Lucas escribe su evangelio entre los años 80-90 d.C. cuando ya se
había vivido la destrucción de Jerusalén y del templo (66-70), en la que –según
Flavio Josefo– murieron 1’1000,000
judíos y 97,000 fueron hechos esclavos. Las cifras pueden haber sido
aumentadas, pero el hecho indudable es que aquello fue una pavorosa tragedia
para Israel, tanto que la gente vio en ello el cumplimiento de la profecía de
Daniel, cap. 8. Lucas usa concretamente ese acontecimiento catastrófico ya
vivido para iluminar el presente y el futuro. Y hace una clara advertencia: se
inicia el tiempo de las naciones, el tiempo de los judíos ya ha pasado. En
Hechos de los Apóstoles, esto equivale a la difusión del cristianismo en las
naciones paganas. En el relato de Lucas, los signos cósmicos vienen, pues, a
continuación de los acontecimientos históricos y son leídos del mismo modo,
como sucesos propios del transcurso de la historia.

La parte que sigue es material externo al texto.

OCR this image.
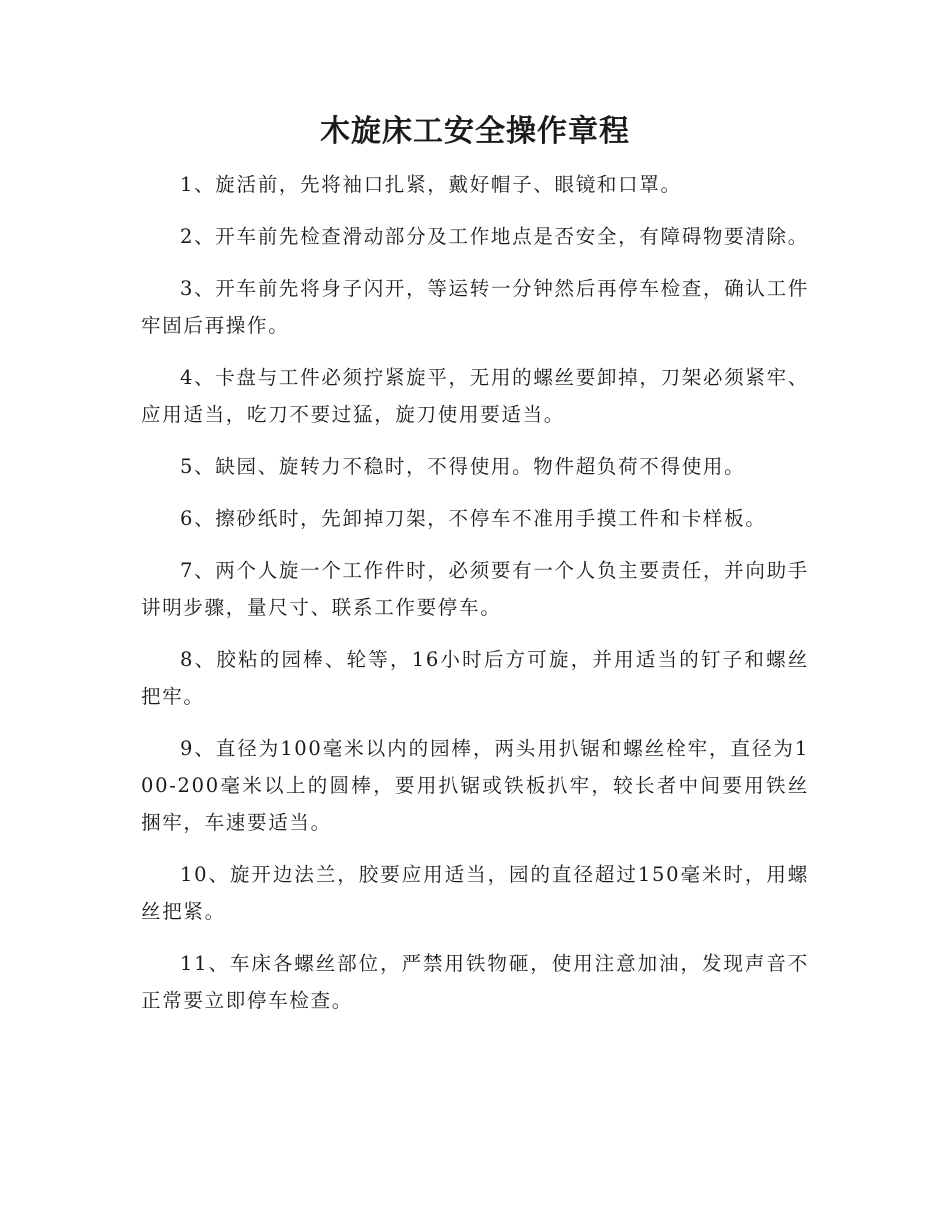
木旋床工安全操作章程

1、旋活前，先将袖口扎紧，戴好帽子、眼镜和口罩。

2、开车前先检查滑动部分及工作地点是否安全，有障碍物要清除。

3、开车前先将身子闪开，等运转一分钟然后再停车检查，确认工件牢固后再操作。

4、卡盘与工件必须拧紧旋平，无用的螺丝要卸掉，刀架必须紧牢、应用适当，吃刀不要过猛，旋刀使用要适当。

5、缺园、旋转力不稳时，不得使用。物件超负荷不得使用。

6、擦砂纸时，先卸掉刀架，不停车不准用手摸工件和卡样板。

7、两个人旋一个工作件时，必须要有一个人负主要责任，并向助手讲明步骤，量尺寸、联系工作要停车。

8、胶粘的园棒、轮等，16小时后方可旋，并用适当的钉子和螺丝把牢。

9、直径为100毫米以内的园棒，两头用扒锯和螺丝栓牢，直径为100-200毫米以上的圆棒，要用扒锯或铁板扒牢，较长者中间要用铁丝捆牢，车速要适当。

10、旋开边法兰，胶要应用适当，园的直径超过150毫米时，用螺丝把紧。

11、车床各螺丝部位，严禁用铁物砸，使用注意加油，发现声音不正常要立即停车检查。
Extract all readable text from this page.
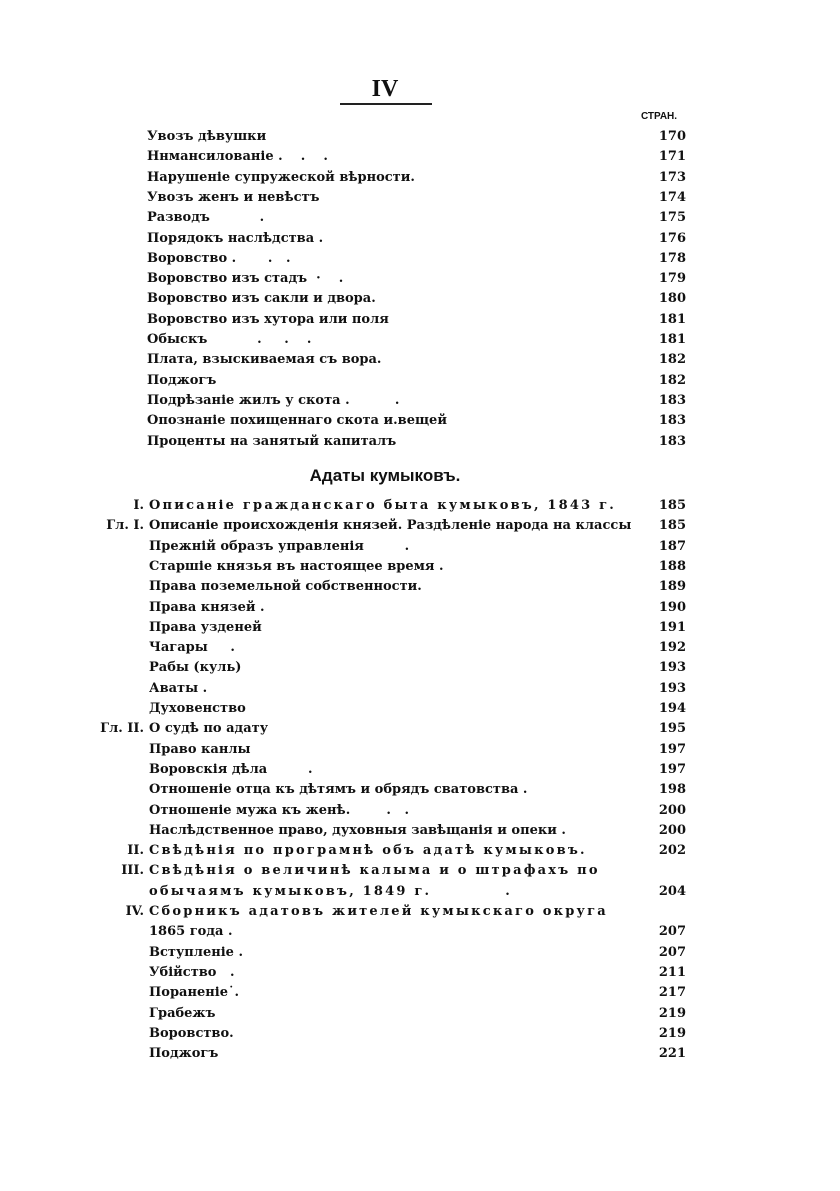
IV
СТРАН.
Увозъ дѣвушки	170
Ннмансилованіе .    .    .	171
Нарушеніе супружеской вѣрности.	173
Увозъ женъ и невѣстъ	174
Разводъ           .	175
Порядокъ наслѣдства .	176
Воровство .       .   .	178
Воровство изъ стадъ  ·    .	179
Воровство изъ сакли и двора.	180
Воровство изъ хутора или поля	181
Обыскъ           .     .    .	181
Плата, взыскиваемая съ вора.	182
Поджогъ	182
Подрѣзаніе жилъ у скота .          .	183
Опознаніе похищеннаго скота и.вещей	183
Проценты на занятый капиталъ	183
Адаты кумыковъ.
I. Описаніе гражданскаго быта кумыковъ, 1843 г.	185
Гл. I. Описаніе происхожденія князей. Раздѣленіе народа на классы	185
Прежній образъ управленія         .	187
Старшіе князья въ настоящее время .	188
Права поземельной собственности.	189
Права князей .	190
Права узденей	191
Чагары     .	192
Рабы (куль)	193
Аваты .	193
Духовенство	194
Гл. II. О судѣ по адату	195
Право канлы	197
Воровскія дѣла         .	197
Отношеніе отца къ дѣтямъ и обрядъ сватовства .	198
Отношеніе мужа къ женѣ.        .   .	200
Наслѣдственное право, духовныя завѣщанія и опеки .	200
II. Свѣдѣнія по програмнѣ объ адатѣ кумыковъ.	202
III. Свѣдѣнія о величинѣ калыма и о штрафахъ по
обычаямъ кумыковъ, 1849 г.           .	204
IV. Сборникъ адатовъ жителей кумыкскаго округа
1865 года .	207
Вступленіе .	207
Убійство   .	211
Пораненіе˙.	217
Грабежъ	219
Воровство.	219
Поджогъ	221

El texto está construido como en contrapunto: por un lado, los
grandes trastornos cósmicos que llenan de terror a los hombres; por otro, la
palabra del Señor que infunde confianza y garantiza el acontecimiento final de
la liberación. La venida del Hijo del hombre traerá consigo la realización de
todo anhelo. Por eso Pablo afirma que desea ser arrebatado al cielo para ir al
encuentro de Cristo y estar para siempre con él; o ser liberado del cuerpo para
estar con Él (1 Tes 4; Fil 1). Quien
ama al Señor no puede sino desear su venida y mantener el deseo supremo, que se
expresa en la invocación: Marana-tha, Ven
Señor.
Cuando
comiencen estas cosas, es decir, las guerras, el hambre,
la destrucción de Jerusalén, las catástrofes cósmicas, el temor y la angustia, el
Señor espera que sus discípulos y seguidores reconozcan que son cosas propias
de la historia humana en el mundo, y son producto del mal que ha de
desarrollarse misteriosamente junto al misterio de la salvación ganada para
nosotros por la cruz del Redentor, y que habrá de revelarse al fin.
Levántense,
alcen la cabeza, dice el Señor. No se dejen abatir
por el temor y la desesperanza cuando ocurran cosas así. Si la cruz es
salvación del mundo, las tribulaciones darán paso a la liberación que ya se acerca. El cristiano, asociado a
la pasión de Cristo, ve acercarse el Reino de Dios.